The first tip, every time you decide to collect and process users’ data, you need to identify a reasonable purpose for it. For example, if you provide online retail service, you need to collect the delivery address and the code to enter the building of your customers to deliver the goods. You can keep this data until the order has been delivered to the customer, afterwards it should be deleted as the purpose for which this data were collected, has been achieved.
As the main goal of GDPR is to prevent companies from the misuse of personal data without a defined purpose for unlimited period of time, make sure to follow this simple principle to protect your company from fines and your customers from privacy breaches.
Create and keep a nice and neat register of users data in different storages depending on the nature of the data. This will allow you to monitor the data processing and answer rapidly on requests from customers to delete their data, granting them their “right to be forgotten”. Don’t forget that under the GDPR people can ask you to “forget them” or simply delete their data at any time if it’s no longer relevant or the purpose for which it has been collected, has been attained. Keep this in mind!

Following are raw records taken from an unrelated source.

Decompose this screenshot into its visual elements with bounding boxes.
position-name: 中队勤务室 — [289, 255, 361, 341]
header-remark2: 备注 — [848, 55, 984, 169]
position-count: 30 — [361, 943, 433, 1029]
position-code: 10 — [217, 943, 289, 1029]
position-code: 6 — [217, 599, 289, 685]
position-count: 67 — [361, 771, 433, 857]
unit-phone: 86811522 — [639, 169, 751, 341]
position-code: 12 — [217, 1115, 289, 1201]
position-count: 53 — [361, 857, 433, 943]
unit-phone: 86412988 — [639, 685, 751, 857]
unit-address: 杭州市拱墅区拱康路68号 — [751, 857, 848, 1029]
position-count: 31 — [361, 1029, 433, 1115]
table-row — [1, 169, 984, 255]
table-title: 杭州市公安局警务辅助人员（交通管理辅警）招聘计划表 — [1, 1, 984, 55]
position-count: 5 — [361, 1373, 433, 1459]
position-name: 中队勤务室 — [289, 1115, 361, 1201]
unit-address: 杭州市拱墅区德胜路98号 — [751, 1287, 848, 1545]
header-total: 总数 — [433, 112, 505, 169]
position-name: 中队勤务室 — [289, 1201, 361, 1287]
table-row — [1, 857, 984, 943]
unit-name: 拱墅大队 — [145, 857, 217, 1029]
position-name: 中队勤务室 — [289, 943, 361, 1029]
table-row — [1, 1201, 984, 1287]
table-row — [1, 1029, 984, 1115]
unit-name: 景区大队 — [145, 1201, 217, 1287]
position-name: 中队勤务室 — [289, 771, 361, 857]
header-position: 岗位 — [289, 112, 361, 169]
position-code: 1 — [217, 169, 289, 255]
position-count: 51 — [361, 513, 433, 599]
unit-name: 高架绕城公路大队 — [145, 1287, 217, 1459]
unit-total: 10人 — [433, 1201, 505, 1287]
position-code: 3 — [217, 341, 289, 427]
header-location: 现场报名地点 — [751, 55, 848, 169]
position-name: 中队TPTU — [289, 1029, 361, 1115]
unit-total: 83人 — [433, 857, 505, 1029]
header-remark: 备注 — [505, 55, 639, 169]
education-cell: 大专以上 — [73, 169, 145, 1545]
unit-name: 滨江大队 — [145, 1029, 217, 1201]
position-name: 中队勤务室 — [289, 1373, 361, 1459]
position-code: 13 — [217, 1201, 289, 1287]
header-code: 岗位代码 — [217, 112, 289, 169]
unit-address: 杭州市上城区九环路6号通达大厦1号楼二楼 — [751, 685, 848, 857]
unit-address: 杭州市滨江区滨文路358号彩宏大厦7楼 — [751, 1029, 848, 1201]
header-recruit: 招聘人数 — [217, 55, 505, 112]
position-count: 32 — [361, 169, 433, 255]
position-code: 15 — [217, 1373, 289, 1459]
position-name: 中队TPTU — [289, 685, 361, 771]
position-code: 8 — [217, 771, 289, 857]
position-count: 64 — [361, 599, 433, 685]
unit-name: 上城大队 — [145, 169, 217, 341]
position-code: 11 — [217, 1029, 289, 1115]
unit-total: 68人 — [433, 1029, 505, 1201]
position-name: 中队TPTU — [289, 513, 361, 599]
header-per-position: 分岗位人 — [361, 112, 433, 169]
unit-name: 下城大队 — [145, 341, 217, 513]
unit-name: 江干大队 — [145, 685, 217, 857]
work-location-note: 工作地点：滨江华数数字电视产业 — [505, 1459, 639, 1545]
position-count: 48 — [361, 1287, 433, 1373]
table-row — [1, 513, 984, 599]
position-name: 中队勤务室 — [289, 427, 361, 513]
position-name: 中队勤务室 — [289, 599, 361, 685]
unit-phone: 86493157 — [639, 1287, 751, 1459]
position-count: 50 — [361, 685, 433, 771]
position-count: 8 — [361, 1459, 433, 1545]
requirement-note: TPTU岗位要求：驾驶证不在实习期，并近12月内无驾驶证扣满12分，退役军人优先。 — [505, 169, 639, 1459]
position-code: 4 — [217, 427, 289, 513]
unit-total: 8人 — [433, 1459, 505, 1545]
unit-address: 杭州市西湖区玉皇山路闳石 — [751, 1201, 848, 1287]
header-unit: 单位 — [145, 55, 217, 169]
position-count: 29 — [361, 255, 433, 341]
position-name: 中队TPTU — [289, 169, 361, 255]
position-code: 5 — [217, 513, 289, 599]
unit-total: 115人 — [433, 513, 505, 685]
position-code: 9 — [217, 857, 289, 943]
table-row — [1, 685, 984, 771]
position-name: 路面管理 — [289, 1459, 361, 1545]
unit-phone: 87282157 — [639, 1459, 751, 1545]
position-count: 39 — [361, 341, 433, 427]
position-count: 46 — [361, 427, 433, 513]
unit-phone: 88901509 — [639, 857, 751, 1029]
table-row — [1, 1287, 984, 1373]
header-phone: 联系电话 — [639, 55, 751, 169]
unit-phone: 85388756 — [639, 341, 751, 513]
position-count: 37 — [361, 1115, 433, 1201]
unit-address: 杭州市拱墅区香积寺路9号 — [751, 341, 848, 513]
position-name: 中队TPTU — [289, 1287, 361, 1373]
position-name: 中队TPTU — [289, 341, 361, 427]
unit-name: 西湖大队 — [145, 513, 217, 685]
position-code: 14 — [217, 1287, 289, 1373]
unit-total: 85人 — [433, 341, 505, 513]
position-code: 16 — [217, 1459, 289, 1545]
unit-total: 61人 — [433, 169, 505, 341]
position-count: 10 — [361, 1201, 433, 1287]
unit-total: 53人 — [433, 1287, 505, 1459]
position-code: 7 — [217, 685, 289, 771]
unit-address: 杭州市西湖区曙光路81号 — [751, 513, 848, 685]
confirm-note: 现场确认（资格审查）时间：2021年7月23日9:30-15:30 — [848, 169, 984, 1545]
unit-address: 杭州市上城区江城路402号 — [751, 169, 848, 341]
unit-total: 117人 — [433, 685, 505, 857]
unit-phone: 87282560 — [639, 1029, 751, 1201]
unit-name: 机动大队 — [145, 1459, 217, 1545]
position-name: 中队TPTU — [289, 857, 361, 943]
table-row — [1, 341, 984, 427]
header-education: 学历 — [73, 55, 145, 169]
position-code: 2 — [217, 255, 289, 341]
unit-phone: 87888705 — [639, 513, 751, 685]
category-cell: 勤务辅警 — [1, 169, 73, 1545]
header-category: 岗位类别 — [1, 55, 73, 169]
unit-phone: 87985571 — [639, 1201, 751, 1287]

Always ask for the customer’s consent on every change related to their data privacy. As the time of passive consent under past opt-outs models has passed, the GDPR makes you to obtain an active affirmative consent for each data processing. For example, we advise you to send an email to your customers asking their consent on receiving the newsletters from your firm. This will allow you stay in touch with only those customers who are interested in your firm and would like to receive an updates on your activity.
Don’t forget to keep an updated record of how and when customers gave consent, as well as give them a chance to withdraw their consent at any time.
To sum it up, always be transparent about the way you process customers’ personal data and use it only for a specific purpose.